Critical cooling rates for amorphous-to-ordered complexion transitions in Cu-rich nanocrystalline alloys

TL;DR

This study investigates how cooling rates affect the stability of amorphous complexions in Cu-based nanocrystalline alloys, revealing that ternary alloys have significantly higher stability against complexion transitions than binary alloys.

Contribution

It provides the first detailed analysis of critical cooling rates for amorphous-to-ordered complexion transitions in Cu alloys, highlighting the stabilizing effect of ternary alloying.

Findings

Ternary Cu-Zr-Hf alloys exhibit more stable amorphous complexions than binary Cu-Zr alloys.

Critical cooling rate for ternary alloys is at least three orders of magnitude slower.

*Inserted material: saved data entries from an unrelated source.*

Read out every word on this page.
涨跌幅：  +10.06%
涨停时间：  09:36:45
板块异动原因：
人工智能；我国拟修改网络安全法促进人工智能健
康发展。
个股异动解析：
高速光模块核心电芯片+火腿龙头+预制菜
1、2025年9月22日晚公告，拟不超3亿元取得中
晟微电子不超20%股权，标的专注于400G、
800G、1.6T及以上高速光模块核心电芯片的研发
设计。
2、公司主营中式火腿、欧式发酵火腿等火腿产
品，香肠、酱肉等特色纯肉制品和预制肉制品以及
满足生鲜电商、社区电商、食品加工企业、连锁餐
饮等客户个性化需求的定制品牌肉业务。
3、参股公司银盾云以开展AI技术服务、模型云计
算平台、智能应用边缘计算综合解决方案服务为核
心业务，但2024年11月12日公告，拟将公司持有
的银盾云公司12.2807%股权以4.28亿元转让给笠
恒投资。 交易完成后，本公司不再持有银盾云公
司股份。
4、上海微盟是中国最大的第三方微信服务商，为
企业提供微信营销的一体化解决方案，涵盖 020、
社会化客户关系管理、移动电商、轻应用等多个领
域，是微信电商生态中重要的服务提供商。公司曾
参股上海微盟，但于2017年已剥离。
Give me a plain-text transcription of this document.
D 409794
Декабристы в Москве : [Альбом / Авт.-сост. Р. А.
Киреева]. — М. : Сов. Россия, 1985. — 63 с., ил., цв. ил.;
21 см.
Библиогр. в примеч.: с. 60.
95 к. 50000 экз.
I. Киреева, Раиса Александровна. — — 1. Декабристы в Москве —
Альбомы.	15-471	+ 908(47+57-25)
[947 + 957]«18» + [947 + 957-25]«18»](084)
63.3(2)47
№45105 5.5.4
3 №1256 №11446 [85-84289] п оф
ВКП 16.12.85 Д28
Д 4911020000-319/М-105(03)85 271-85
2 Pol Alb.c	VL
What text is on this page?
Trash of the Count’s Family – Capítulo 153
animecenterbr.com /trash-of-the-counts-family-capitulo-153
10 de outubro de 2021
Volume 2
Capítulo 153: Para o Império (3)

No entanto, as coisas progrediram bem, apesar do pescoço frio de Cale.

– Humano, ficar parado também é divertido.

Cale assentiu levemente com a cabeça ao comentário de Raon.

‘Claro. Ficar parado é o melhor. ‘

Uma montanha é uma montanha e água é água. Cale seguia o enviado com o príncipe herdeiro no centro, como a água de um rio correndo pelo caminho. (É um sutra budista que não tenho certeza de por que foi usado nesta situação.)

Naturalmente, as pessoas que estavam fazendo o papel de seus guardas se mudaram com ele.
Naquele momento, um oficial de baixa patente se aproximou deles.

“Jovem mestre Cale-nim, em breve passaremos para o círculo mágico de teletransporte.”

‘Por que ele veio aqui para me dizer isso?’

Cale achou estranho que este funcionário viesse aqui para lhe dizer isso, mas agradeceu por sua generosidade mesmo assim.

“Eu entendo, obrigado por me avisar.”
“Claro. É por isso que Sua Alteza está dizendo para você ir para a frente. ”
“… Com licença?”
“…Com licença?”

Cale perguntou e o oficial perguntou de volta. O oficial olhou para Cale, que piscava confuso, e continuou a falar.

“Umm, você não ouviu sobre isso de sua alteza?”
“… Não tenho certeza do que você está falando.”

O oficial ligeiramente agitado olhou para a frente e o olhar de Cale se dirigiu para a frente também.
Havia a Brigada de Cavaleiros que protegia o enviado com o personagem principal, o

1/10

Time-temperature-transformation diagrams elucidate complexion transition behaviors.

Abstract

Amorphous complexions in nanocrystalline metals have the potential to improve mechanical properties and radiation tolerance, as well as resistance to grain growth. In this study, the stability of amorphous complexions in binary and ternary Cu-based alloys is investigated by observing the effect of cooling rate from high temperature on the occurrence of amorphous-to-ordered complexion transitions. Bulk Cu-Zr and Cu-Zr-Hf alloy samples were annealed to induce boundary premelting and then quenched through a procedure that induces a gradient of local cooling rate through the sample height. Amorphous complexion thickness distributions were found to be invariant to local cooling rate in the Cu-Zr-Hf alloy, demonstrating enhanced stability of the amorphous complexion structure compared to the Cu-Zr alloy, which had thinner amorphous complexions in the regions that were slowly cooled. The experimental results are used to construct time-temperature-transformation diagrams of the amorphous-to-ordered complexion transition for both the binary and ternary alloys, enabling a deeper understanding of the influence of cooling rate and grain boundary chemistry on complexion transitions. The critical cooling rate necessary to avoid complexion transitions in the ternary alloy is found to be at least three orders of magnitude slower than that for the binary alloy.